Thursday, June 21, 2018

No Rain


My daughters and I huddled close.  We were walking down the road on a beautiful summer night when a gentle rain began to fall.  We were closely knit together under our one umbrella.  We had to move in unison if we were going to move at all.  

My youngest daughter reached out her hand to touch the drops and then she stared straight up.  She said, “Mama, there is no rain under here.”  

I thought this was obvious and unimportant and the very significance of using an umbrella.  And yet the matter of this simple fact caused me to see something I had been missing for far too long.  

For just over a year, my life has felt random, uncontrolled and unpredictable.  I traced back in my mind, my daddy died thirteen months ago.  I have now traveled every holiday without him.  I navigate a company in which he mentored me for twenty-five years without him.  Two of my children graduated this year, without him and now one will move across the country and he won’t be there to tell me this is exactly how it should be.  

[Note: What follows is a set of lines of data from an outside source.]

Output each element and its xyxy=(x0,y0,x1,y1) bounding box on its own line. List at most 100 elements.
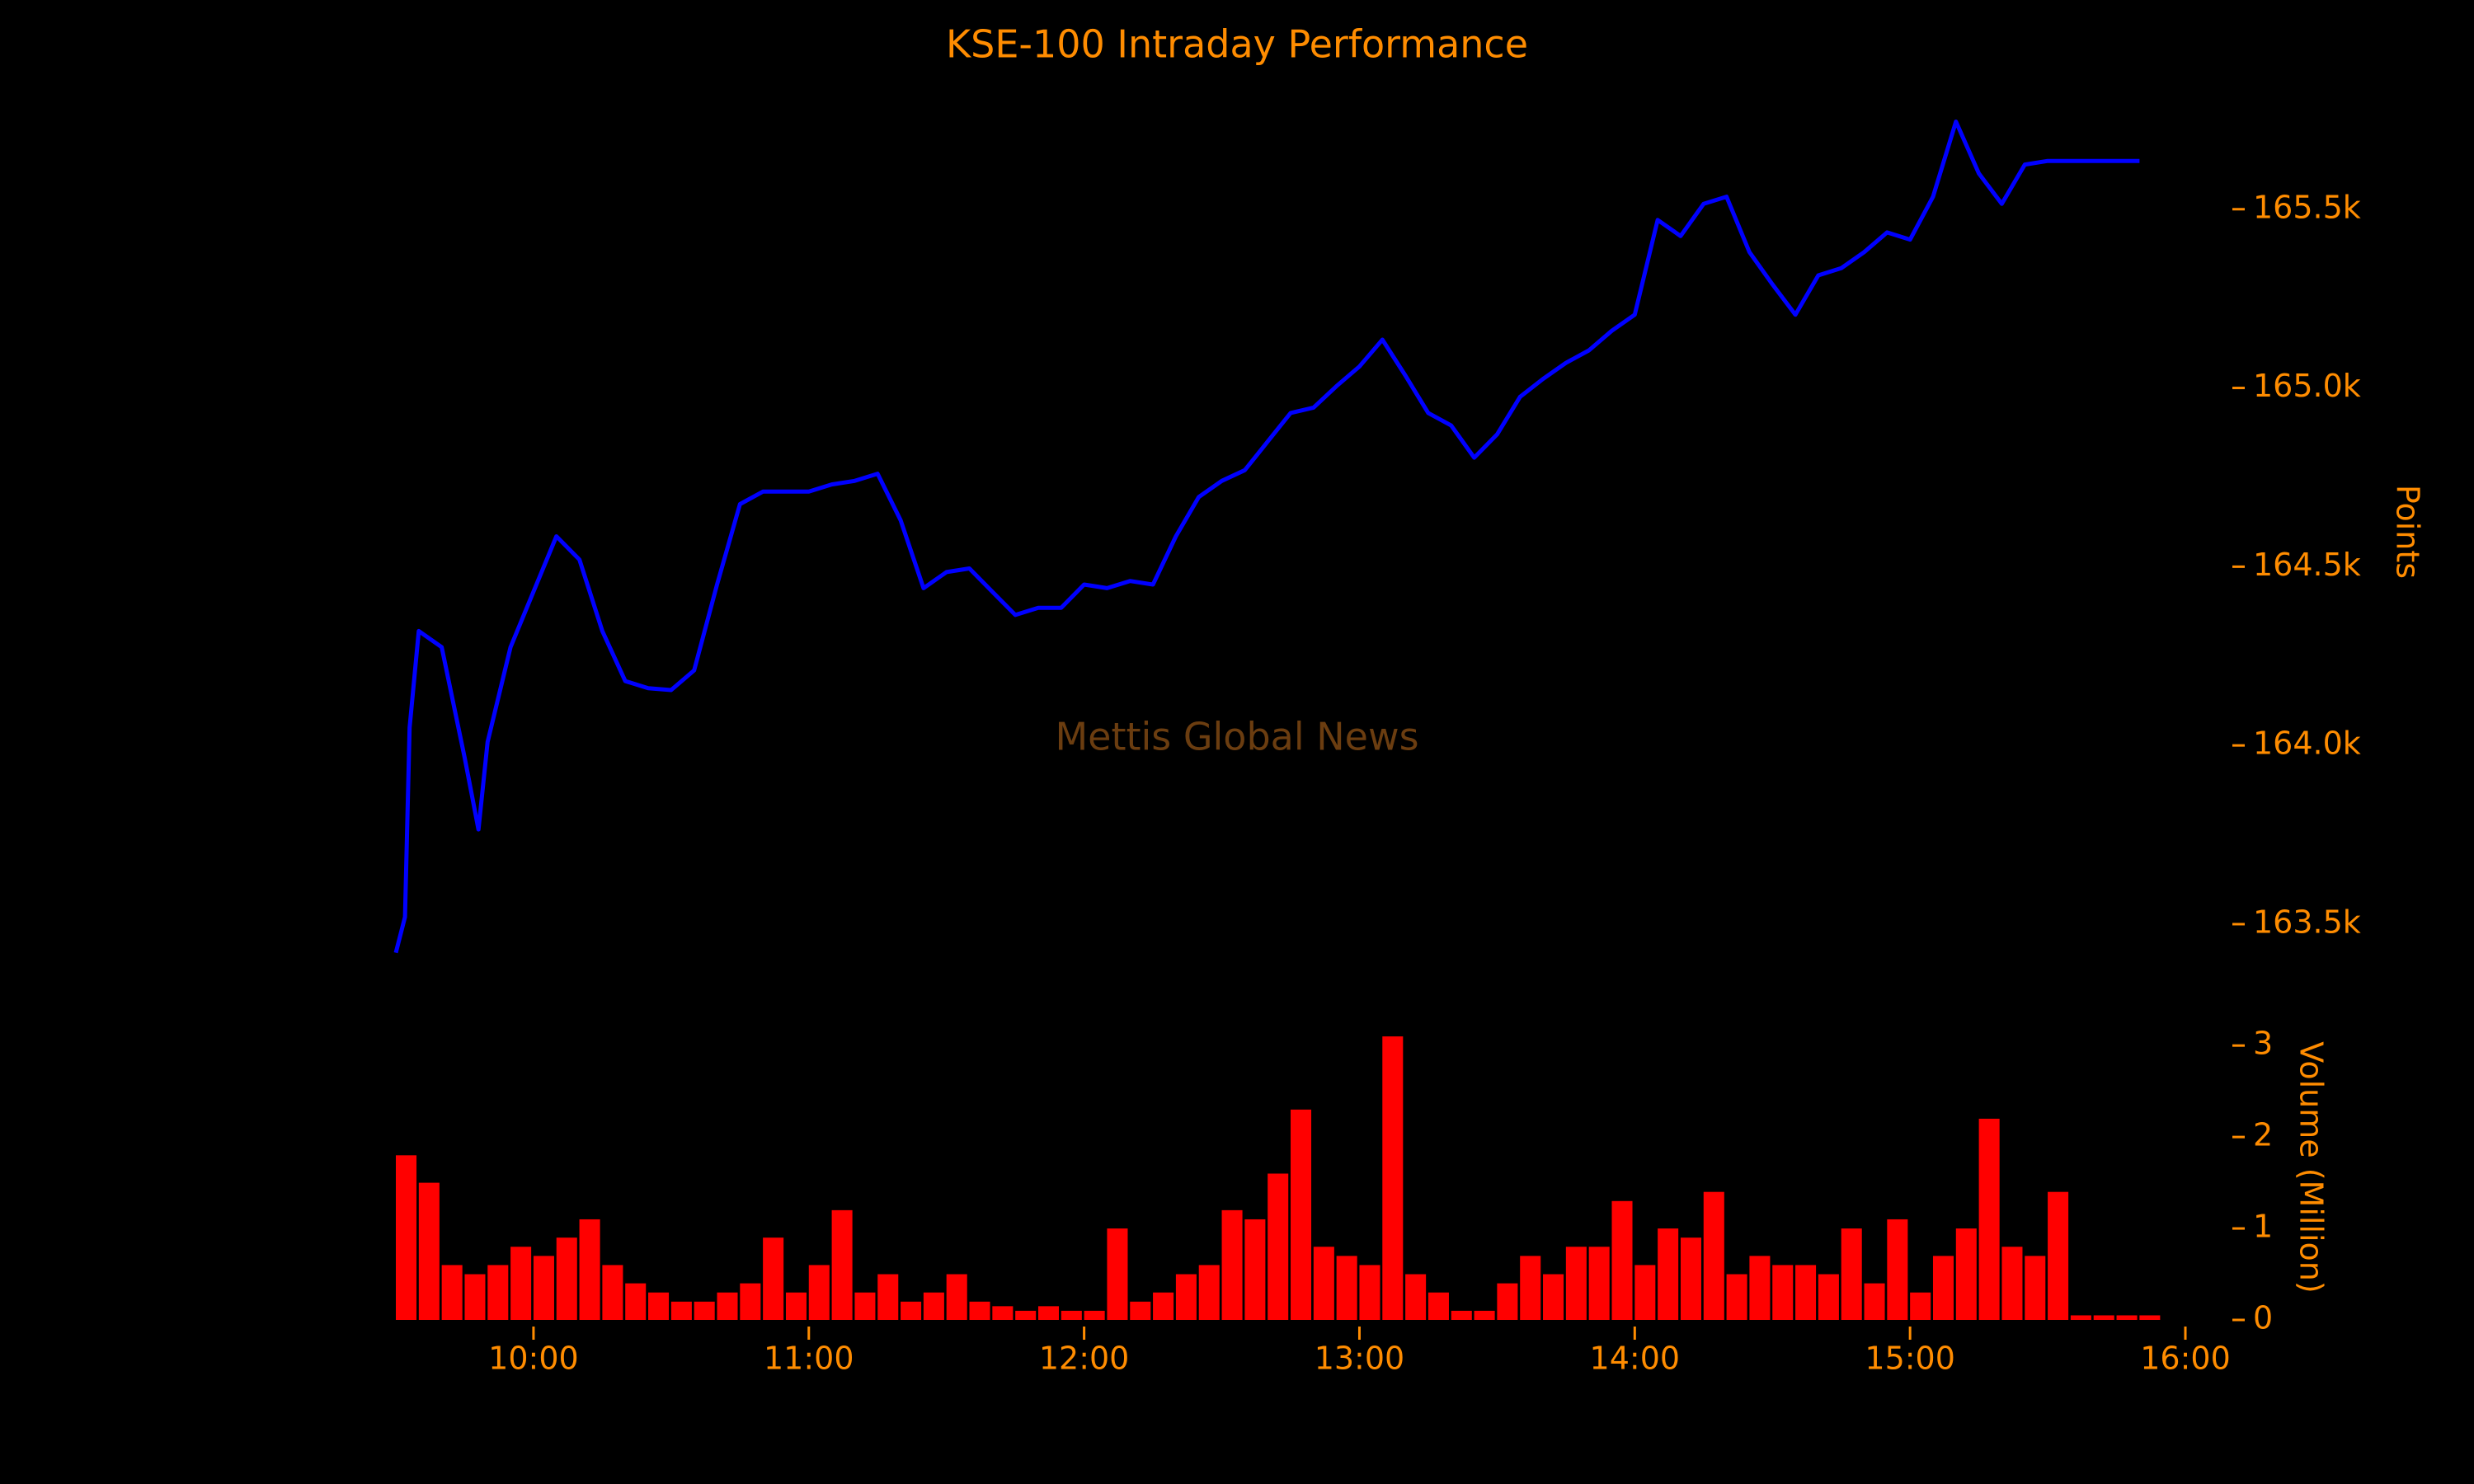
volume-bar xyxy=(1795,1265,1817,1320)
volume-bar xyxy=(1955,1228,1977,1320)
volume-bar xyxy=(1588,1247,1610,1320)
volume-bar xyxy=(923,1292,944,1320)
volume-bar xyxy=(1061,1310,1082,1320)
y-tick-label: 0 xyxy=(2253,1300,2273,1336)
volume-bar xyxy=(1405,1274,1427,1320)
volume-bar xyxy=(946,1274,967,1320)
volume-bar xyxy=(1520,1256,1541,1320)
volume-bar xyxy=(831,1209,853,1320)
watermark: Mettis Global News xyxy=(1055,715,1418,759)
volume-bar xyxy=(602,1265,623,1320)
volume-bar xyxy=(1978,1118,2000,1320)
volume-bar xyxy=(1726,1274,1747,1320)
volume-bar xyxy=(1497,1283,1518,1320)
volume-bar xyxy=(1107,1228,1128,1320)
volume-bar xyxy=(1864,1283,1885,1320)
volume-bar xyxy=(579,1219,600,1320)
volume-bar xyxy=(1565,1247,1587,1320)
x-tick-label: 14:00 xyxy=(1590,1341,1681,1377)
volume-bar xyxy=(1427,1292,1449,1320)
volume-bar xyxy=(1543,1274,1564,1320)
volume-bar xyxy=(1359,1265,1380,1320)
volume-bar xyxy=(1336,1256,1357,1320)
volume-bar xyxy=(418,1182,440,1320)
y-axis-label: Points xyxy=(2390,485,2426,579)
volume-bar xyxy=(2070,1315,2091,1320)
volume-bar xyxy=(670,1301,692,1320)
volume-bar xyxy=(510,1247,532,1320)
y-tick-label: 163.5k xyxy=(2253,904,2361,940)
volume-bar xyxy=(2025,1256,2046,1320)
volume-bar xyxy=(1291,1109,1312,1320)
volume-bar xyxy=(877,1274,899,1320)
volume-bar xyxy=(556,1237,577,1320)
volume-bar xyxy=(1198,1265,1220,1320)
volume-bar xyxy=(1451,1310,1472,1320)
volume-bar xyxy=(1680,1237,1701,1320)
volume-bar xyxy=(763,1237,784,1320)
chart-title: KSE-100 Intraday Performance xyxy=(946,22,1528,67)
volume-bar xyxy=(1153,1292,1174,1320)
volume-bar xyxy=(2048,1191,2069,1320)
volume-bar xyxy=(1221,1209,1243,1320)
volume-bar xyxy=(1887,1219,1908,1320)
volume-bar xyxy=(1244,1219,1266,1320)
y-tick-label: 2 xyxy=(2253,1117,2273,1153)
volume-bar xyxy=(1474,1310,1495,1320)
volume-bar xyxy=(1015,1310,1037,1320)
x-tick-label: 10:00 xyxy=(488,1341,579,1377)
volume-bar xyxy=(1818,1274,1839,1320)
volume-bar xyxy=(1268,1173,1289,1320)
y-tick-label: 165.0k xyxy=(2253,368,2361,404)
volume-bar xyxy=(464,1274,486,1320)
volume-bar xyxy=(992,1306,1014,1320)
volume-bar xyxy=(2139,1315,2161,1320)
volume-bar xyxy=(625,1283,647,1320)
y-tick-label: 164.5k xyxy=(2253,547,2361,583)
volume-bar xyxy=(533,1256,554,1320)
volume-bar xyxy=(2093,1315,2114,1320)
volume-bar xyxy=(1382,1036,1404,1320)
x-tick-label: 16:00 xyxy=(2140,1341,2231,1377)
volume-bar xyxy=(441,1265,463,1320)
volume-bar xyxy=(1841,1228,1862,1320)
volume-bar xyxy=(2116,1315,2138,1320)
volume-bar xyxy=(969,1301,990,1320)
volume-bar xyxy=(396,1155,417,1320)
volume-bar xyxy=(487,1265,509,1320)
y-tick-label: 165.5k xyxy=(2253,189,2361,225)
x-tick-label: 11:00 xyxy=(764,1341,854,1377)
volume-bar xyxy=(1130,1301,1151,1320)
y-tick-label: 164.0k xyxy=(2253,726,2361,762)
volume-bar xyxy=(648,1292,670,1320)
volume-bar xyxy=(1749,1256,1771,1320)
volume-bar xyxy=(1084,1310,1105,1320)
volume-bar xyxy=(1772,1265,1794,1320)
volume-bar xyxy=(1634,1265,1656,1320)
volume-bar xyxy=(1932,1256,1954,1320)
volume-bar xyxy=(694,1301,715,1320)
volume-bar xyxy=(1037,1306,1060,1320)
volume-bar xyxy=(785,1292,807,1320)
volume-bar xyxy=(2001,1247,2023,1320)
volume-bar xyxy=(901,1301,922,1320)
x-tick-label: 12:00 xyxy=(1039,1341,1130,1377)
price-line xyxy=(393,120,2140,954)
volume-bar xyxy=(1313,1247,1334,1320)
y-tick-label: 3 xyxy=(2253,1026,2273,1062)
volume-bar xyxy=(740,1283,761,1320)
x-tick-label: 13:00 xyxy=(1315,1341,1405,1377)
volume-bar xyxy=(1910,1292,1931,1320)
volume-bar xyxy=(1703,1191,1724,1320)
volume-bar xyxy=(854,1292,876,1320)
x-tick-label: 15:00 xyxy=(1865,1341,1955,1377)
y-axis-label: Volume (Million) xyxy=(2293,1041,2330,1293)
volume-bar xyxy=(717,1292,738,1320)
volume-bar xyxy=(1658,1228,1679,1320)
volume-bar xyxy=(1175,1274,1197,1320)
y-tick-label: 1 xyxy=(2253,1209,2273,1245)
volume-bar xyxy=(1611,1200,1633,1320)
volume-bar xyxy=(808,1265,830,1320)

And although I know God is faithful and true.  And although I feel Him loving me fiercely and showing up in my loneliness and occasional despair, I have chosen to focus on the rain outside the umbrella instead of the cool, dry place underneath.

You see we cannot predict the rain.  The weatherman will tell us almost to the minute when it will start and when it will stop, but he doesn’t know the size of the drops nor how many puddles will form on my porch.

But God does.  

He also knows underneath the umbrella, rain cannot fall.  It cannot dampen my clothes or fill my shoes.  So it is with God.

If I truly give Him control.  If I truly believe in His goodness and His uncanny ability to show up then rain in the form of hope draining despair cannot descend.
It is where we choose to look.

Outside we stare at the random, frantic pattern of life.  Inside, underneath,  we find the precise nature of a peace giving God.